Assembling a small group of engineers and physicists, the Thorcon team quickly realized that molten salt reactors would lend themselves to such shipyard construction. One of the salient features that would make it possible is that MSRs operate at atmospheric pressure, obviating the need for pressure vessels and other high-pressure components. Initially the concept involved building cylindrical reactor vessels in a shipyard, then transporting them by ship to power plant sites where silos would be dug near navigable waterways, with all the controls, generator, switchyard, and other power plant components ready to have the modules lifted into place with large cranes.

But then Thorcon came up with an even better idea: build the entire power plant on a ship. Building all the non-reactor infrastructure on shore could bring in complications like poor quality control, work stoppages, graft, NIMBY problems, etc. Building the whole power plant on a ship would avoid all such problems and make it possible to locate the power plants offshore. And if anybody knew how to build ships big enough it was Jack Devanney.

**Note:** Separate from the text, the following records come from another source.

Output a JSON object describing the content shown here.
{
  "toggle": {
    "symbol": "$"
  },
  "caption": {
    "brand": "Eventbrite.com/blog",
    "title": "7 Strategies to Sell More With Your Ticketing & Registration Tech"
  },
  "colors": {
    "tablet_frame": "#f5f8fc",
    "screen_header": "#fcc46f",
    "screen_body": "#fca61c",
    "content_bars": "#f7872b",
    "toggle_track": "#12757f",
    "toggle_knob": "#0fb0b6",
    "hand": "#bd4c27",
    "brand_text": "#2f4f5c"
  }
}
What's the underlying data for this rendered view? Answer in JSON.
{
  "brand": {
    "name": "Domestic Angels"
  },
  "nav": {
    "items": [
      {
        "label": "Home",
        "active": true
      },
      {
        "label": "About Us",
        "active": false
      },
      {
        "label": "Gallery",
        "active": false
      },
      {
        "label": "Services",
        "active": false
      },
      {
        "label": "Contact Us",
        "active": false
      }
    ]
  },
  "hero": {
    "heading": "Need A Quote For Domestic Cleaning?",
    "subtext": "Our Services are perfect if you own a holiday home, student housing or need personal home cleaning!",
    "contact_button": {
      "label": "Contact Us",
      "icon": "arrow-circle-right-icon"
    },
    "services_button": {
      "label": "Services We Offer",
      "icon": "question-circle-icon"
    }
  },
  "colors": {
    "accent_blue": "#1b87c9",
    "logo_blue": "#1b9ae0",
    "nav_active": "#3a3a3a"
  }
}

But how, you may ask, would the Thorcon MSR solve the materials challenges described above? Being accomplished industrialists who’d built big things (including other ships besides the four giants), the Devanneys calculated the costs and realized that they could build the reactors so cheaply that they could make them disposable after just four years of use. They knew that the materials would last at least four years because even with the alloys available in the Sixties the reactor at Oak Ridge had been run for four years. As for scaling it up, the Thorcon modules would produce 250 MW, slightly smaller than the design that the Oak Ridge team had already planned for their next prototype.

The inherent safety of MSRs has convinced many people to embrace the concept despite previous anti-nuclear leanings. The most problematic elements in nuclear accidents—iodine, cesium, and strontium—are chemically bound to the salt and would thus not be ejected in a potential accident. And since the salt solidifies at about 300°C, in the unlikely event that a terrorist or some such malevolent actor blew up a reactor with high explosives, the molten salt would almost immediately solidify and drop to earth as soon as it hit the air.

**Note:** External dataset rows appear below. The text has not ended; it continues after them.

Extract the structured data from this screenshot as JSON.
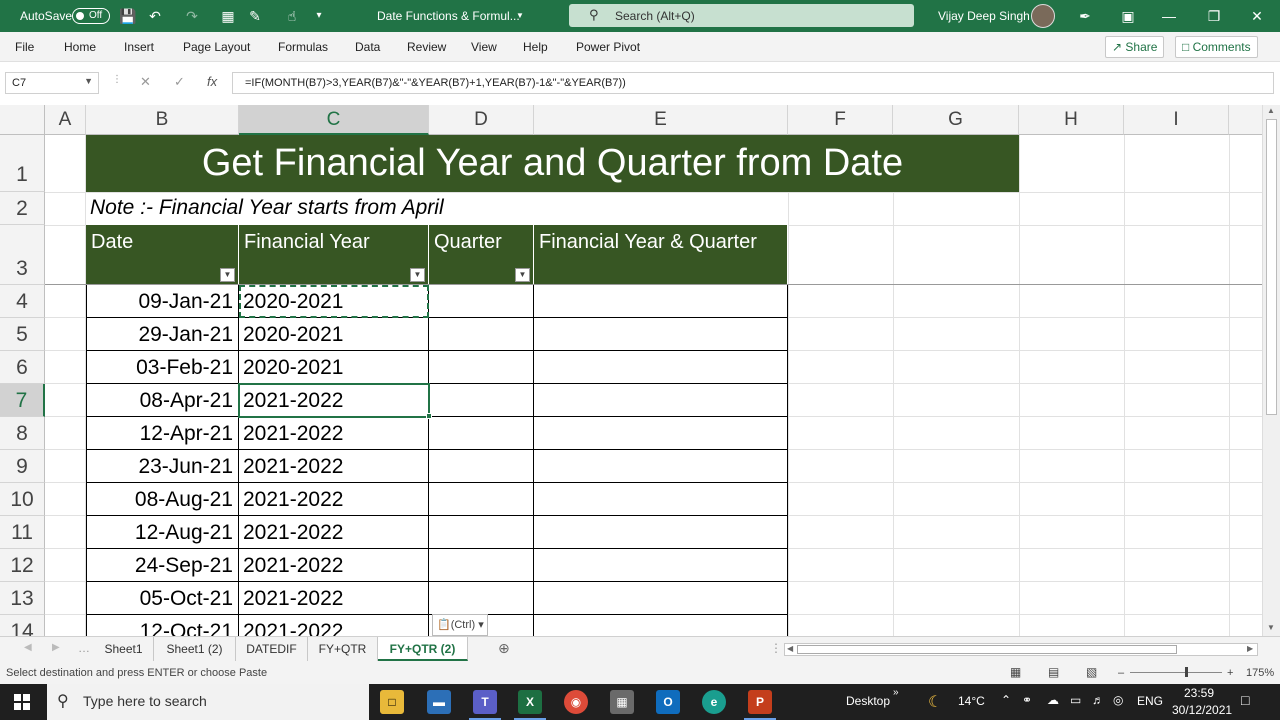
{
  "titlebar": {
    "autosave_label": "AutoSave",
    "autosave_state": "Off",
    "doc_title": "Date Functions & Formul...",
    "search_placeholder": "Search (Alt+Q)",
    "user_name": "Vijay Deep Singh"
  },
  "menu": {
    "items": [
      "File",
      "Home",
      "Insert",
      "Page Layout",
      "Formulas",
      "Data",
      "Review",
      "View",
      "Help",
      "Power Pivot"
    ],
    "share_label": "Share",
    "comments_label": "Comments"
  },
  "formula_bar": {
    "name_box": "C7",
    "formula": "=IF(MONTH(B7)>3,YEAR(B7)&\"-\"&YEAR(B7)+1,YEAR(B7)-1&\"-\"&YEAR(B7))"
  },
  "grid": {
    "columns": [
      "A",
      "B",
      "C",
      "D",
      "E",
      "F",
      "G",
      "H",
      "I"
    ],
    "rows": [
      "1",
      "2",
      "3",
      "4",
      "5",
      "6",
      "7",
      "8",
      "9",
      "10",
      "11",
      "12",
      "13",
      "14"
    ],
    "selected_column": "C",
    "selected_row": "7",
    "title": "Get Financial Year and Quarter from Date",
    "note": "Note :- Financial Year starts from April",
    "headers": [
      "Date",
      "Financial Year",
      "Quarter",
      "Financial Year & Quarter"
    ],
    "data_rows": [
      {
        "date": "09-Jan-21",
        "fy": "2020-2021"
      },
      {
        "date": "29-Jan-21",
        "fy": "2020-2021"
      },
      {
        "date": "03-Feb-21",
        "fy": "2020-2021"
      },
      {
        "date": "08-Apr-21",
        "fy": "2021-2022"
      },
      {
        "date": "12-Apr-21",
        "fy": "2021-2022"
      },
      {
        "date": "23-Jun-21",
        "fy": "2021-2022"
      },
      {
        "date": "08-Aug-21",
        "fy": "2021-2022"
      },
      {
        "date": "12-Aug-21",
        "fy": "2021-2022"
      },
      {
        "date": "24-Sep-21",
        "fy": "2021-2022"
      },
      {
        "date": "05-Oct-21",
        "fy": "2021-2022"
      },
      {
        "date": "12-Oct-21",
        "fy": "2021-2022"
      }
    ],
    "paste_options_label": "(Ctrl)"
  },
  "sheet_tabs": {
    "tabs": [
      "Sheet1",
      "Sheet1 (2)",
      "DATEDIF",
      "FY+QTR",
      "FY+QTR (2)"
    ],
    "active": "FY+QTR (2)"
  },
  "status": {
    "message": "Select destination and press ENTER or choose Paste",
    "zoom": "175%"
  },
  "taskbar": {
    "search_placeholder": "Type here to search",
    "desktop_label": "Desktop",
    "temperature": "14°C",
    "language": "ENG",
    "time": "23:59",
    "date": "30/12/2021"
  }
}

Aside from the technology, though, one of the most exciting aspects of building such power ships is that countries with the capability to build shipyards for their construction could essentially become utility companies. The ships could be floated to developing countries that often lack the capital for large construction projects, and they could simply plug a ship into their grid and buy electricity like any consumer. Even if the country owning the ships would sell the electricity at half the average price in Europe, a power ship would pay for itself in less than three years. Thus, countries highly dependent on oil and gas will be able to use their ample funds to build power ship fleets, and developing countries can quickly improve their standards of living with clean, affordable energy.

Tom Blees is an international energy consultant and president of a science and technology think tank called The Science Council for Global Initiatives. His 2008 book, Prescription for the Planet, can be downloaded for free from their website.